Im Zweiten Weltkrieg über der Eifel abgeschossen: Forscher führt britische Angehörige zu Absturzstelle

71 Jahre und drei Tage nach dem Absturz eines englischen Kriegsflugzeugs in einem Waldstück bei Kötterichen (Verbandsgemeinde Kelberg) stehen die Neffen und Großneffen von Peter Flower an der Stelle, an der der damals 21-Jährige sowie die weiteren sechs Besatzungsmitglieder ums Leben kamen.
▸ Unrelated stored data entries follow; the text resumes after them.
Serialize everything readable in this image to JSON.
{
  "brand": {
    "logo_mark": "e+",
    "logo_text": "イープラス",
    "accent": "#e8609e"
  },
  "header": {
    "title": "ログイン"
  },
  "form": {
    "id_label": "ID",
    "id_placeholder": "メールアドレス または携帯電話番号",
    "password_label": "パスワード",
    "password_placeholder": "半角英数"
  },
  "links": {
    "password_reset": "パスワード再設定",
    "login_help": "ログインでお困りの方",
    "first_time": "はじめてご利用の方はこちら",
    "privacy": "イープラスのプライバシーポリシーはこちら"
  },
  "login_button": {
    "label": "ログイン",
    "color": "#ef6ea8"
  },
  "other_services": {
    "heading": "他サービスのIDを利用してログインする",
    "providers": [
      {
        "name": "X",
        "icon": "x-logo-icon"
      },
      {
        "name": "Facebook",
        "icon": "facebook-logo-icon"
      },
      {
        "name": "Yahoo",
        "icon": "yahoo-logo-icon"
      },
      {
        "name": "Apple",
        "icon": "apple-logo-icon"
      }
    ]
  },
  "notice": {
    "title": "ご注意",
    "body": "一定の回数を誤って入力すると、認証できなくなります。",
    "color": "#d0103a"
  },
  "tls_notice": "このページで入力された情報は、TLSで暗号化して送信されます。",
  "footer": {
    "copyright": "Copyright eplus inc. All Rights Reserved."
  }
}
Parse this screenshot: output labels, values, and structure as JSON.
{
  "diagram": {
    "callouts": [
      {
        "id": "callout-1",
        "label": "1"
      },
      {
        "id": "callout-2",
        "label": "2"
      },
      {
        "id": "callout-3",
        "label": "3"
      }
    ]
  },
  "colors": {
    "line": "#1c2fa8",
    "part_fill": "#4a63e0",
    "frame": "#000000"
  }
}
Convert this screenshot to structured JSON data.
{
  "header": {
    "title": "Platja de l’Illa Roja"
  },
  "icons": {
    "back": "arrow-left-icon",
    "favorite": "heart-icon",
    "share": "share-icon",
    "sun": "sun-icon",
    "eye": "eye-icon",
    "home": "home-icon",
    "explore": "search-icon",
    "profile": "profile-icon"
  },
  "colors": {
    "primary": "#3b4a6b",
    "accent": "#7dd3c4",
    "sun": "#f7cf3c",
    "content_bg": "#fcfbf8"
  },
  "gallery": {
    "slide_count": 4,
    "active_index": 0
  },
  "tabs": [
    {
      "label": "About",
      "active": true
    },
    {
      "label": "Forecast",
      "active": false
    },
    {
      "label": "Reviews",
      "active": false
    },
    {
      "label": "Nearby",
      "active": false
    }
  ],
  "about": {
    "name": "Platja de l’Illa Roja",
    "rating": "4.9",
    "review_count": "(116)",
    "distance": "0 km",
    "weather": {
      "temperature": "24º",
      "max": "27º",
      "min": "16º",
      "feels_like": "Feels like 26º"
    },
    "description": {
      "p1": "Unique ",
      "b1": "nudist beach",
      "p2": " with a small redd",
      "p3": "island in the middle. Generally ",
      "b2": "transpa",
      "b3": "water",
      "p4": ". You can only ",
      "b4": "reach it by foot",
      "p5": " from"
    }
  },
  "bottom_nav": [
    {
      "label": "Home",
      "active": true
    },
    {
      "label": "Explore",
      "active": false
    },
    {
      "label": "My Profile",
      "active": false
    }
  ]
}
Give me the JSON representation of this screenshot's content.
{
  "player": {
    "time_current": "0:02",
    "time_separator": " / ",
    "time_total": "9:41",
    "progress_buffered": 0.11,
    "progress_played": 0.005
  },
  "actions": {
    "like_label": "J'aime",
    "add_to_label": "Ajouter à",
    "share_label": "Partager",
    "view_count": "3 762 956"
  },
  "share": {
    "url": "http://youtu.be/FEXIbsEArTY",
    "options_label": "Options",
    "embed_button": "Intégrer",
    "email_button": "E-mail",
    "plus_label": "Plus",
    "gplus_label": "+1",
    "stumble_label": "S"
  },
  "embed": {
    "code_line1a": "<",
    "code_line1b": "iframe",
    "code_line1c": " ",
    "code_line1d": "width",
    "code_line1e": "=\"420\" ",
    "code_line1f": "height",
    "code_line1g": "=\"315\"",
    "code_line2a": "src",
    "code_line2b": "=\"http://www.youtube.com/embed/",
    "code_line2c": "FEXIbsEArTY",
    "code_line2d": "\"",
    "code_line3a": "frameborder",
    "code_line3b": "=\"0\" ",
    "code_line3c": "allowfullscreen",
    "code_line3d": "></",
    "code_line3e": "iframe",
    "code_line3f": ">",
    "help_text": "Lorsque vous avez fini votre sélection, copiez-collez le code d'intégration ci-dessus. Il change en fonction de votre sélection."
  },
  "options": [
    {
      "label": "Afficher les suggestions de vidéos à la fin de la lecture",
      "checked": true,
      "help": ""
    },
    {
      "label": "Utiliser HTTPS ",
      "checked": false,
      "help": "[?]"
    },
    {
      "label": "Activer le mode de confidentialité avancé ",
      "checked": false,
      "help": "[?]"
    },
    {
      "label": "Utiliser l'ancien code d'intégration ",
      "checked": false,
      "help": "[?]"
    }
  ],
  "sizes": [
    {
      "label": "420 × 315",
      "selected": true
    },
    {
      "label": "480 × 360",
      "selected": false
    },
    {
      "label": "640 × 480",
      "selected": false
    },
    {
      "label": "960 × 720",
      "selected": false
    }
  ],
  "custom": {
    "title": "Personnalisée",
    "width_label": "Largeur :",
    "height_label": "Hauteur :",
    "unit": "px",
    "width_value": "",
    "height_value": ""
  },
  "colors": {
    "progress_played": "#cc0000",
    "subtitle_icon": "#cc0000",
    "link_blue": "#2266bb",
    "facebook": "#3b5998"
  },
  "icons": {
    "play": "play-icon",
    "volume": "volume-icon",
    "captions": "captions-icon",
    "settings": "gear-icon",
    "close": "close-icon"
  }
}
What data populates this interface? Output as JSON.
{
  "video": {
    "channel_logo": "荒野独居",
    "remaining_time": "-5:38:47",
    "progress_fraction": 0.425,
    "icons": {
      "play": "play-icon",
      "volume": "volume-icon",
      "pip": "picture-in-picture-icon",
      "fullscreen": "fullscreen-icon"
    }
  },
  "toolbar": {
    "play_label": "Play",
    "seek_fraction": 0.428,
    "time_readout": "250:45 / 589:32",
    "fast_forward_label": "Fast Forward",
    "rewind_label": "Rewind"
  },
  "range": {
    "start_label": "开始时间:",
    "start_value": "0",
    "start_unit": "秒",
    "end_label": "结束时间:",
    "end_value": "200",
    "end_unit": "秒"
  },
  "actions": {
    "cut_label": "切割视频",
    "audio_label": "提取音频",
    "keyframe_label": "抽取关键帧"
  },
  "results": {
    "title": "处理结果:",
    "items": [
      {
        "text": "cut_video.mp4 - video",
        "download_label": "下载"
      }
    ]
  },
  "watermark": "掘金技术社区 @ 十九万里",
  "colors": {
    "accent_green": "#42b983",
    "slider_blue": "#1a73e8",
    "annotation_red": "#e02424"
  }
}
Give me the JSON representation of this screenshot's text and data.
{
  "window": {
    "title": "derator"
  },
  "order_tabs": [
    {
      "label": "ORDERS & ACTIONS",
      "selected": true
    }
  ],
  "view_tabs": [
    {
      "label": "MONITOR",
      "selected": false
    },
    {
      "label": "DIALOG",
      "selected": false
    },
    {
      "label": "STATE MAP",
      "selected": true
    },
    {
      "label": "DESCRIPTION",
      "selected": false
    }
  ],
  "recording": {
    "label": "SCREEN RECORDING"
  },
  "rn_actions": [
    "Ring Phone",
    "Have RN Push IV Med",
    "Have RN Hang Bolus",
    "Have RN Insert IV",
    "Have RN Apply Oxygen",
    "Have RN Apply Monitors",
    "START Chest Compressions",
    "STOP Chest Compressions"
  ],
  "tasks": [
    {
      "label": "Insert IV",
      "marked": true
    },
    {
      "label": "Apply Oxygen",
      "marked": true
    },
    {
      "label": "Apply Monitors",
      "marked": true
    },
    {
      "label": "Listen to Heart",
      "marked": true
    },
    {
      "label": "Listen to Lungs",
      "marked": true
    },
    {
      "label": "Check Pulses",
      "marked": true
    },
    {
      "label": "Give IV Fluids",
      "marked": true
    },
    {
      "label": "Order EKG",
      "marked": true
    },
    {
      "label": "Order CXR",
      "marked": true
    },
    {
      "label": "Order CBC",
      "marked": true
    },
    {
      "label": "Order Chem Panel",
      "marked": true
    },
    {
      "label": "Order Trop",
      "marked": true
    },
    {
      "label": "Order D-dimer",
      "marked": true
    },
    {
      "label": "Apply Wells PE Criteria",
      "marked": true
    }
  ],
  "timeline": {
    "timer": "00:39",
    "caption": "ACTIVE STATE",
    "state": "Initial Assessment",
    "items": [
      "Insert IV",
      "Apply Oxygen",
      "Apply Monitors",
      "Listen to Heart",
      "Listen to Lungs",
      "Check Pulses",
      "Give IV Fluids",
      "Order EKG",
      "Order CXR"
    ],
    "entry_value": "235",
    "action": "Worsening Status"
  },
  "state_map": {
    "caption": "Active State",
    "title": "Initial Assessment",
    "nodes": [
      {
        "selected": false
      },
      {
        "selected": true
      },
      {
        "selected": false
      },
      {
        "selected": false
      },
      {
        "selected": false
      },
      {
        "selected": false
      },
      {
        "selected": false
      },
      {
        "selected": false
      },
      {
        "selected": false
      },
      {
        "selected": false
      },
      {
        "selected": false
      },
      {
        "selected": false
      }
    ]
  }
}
Ein emotionales Ereignis, das Uwe Benkel von der Arbeitsgruppe (AG) Vermisstenforschung möglich gemacht hatte.

"Bis zum heutigen Tag endete für unsere Familie die Geschichte von Peter in jenem Augenblick, als er England verließ", sagt Chris Hoyle. Der 63-Jährige, sein Sohn Jonathan (31), sein Bruder John (74) und dessen Sohn Ben (42) stehen auf einer Lichtung im Wald am Hahnenberg nahe Kötterichen. Den vier Männern sieht man ihre Erschütterung an. Soeben haben sie von Lothar Klasen aus Uersfeld erfahren, was sich am 23. September 1943 an der Stelle zugetragen hatte. Denn Klasen, heute 76, ist Zeitzeuge. Kurz vor Mitternacht hatten Klasens Eltern ihn und seine Geschwister geweckt und rasch angezogen: Fliegeralarm! "Als wir aus dem Haus kamen, sahen wir Richtung Kötterichen den Feuerschein eines brennenden Flugzeugs", erinnert er sich. Dann habe es einen ohrenbetäubenden Knall gegeben. "Die englische Halifax hatte kurz vor dem Absturz eine Luftmine abgesetzt", erklärt Klasen.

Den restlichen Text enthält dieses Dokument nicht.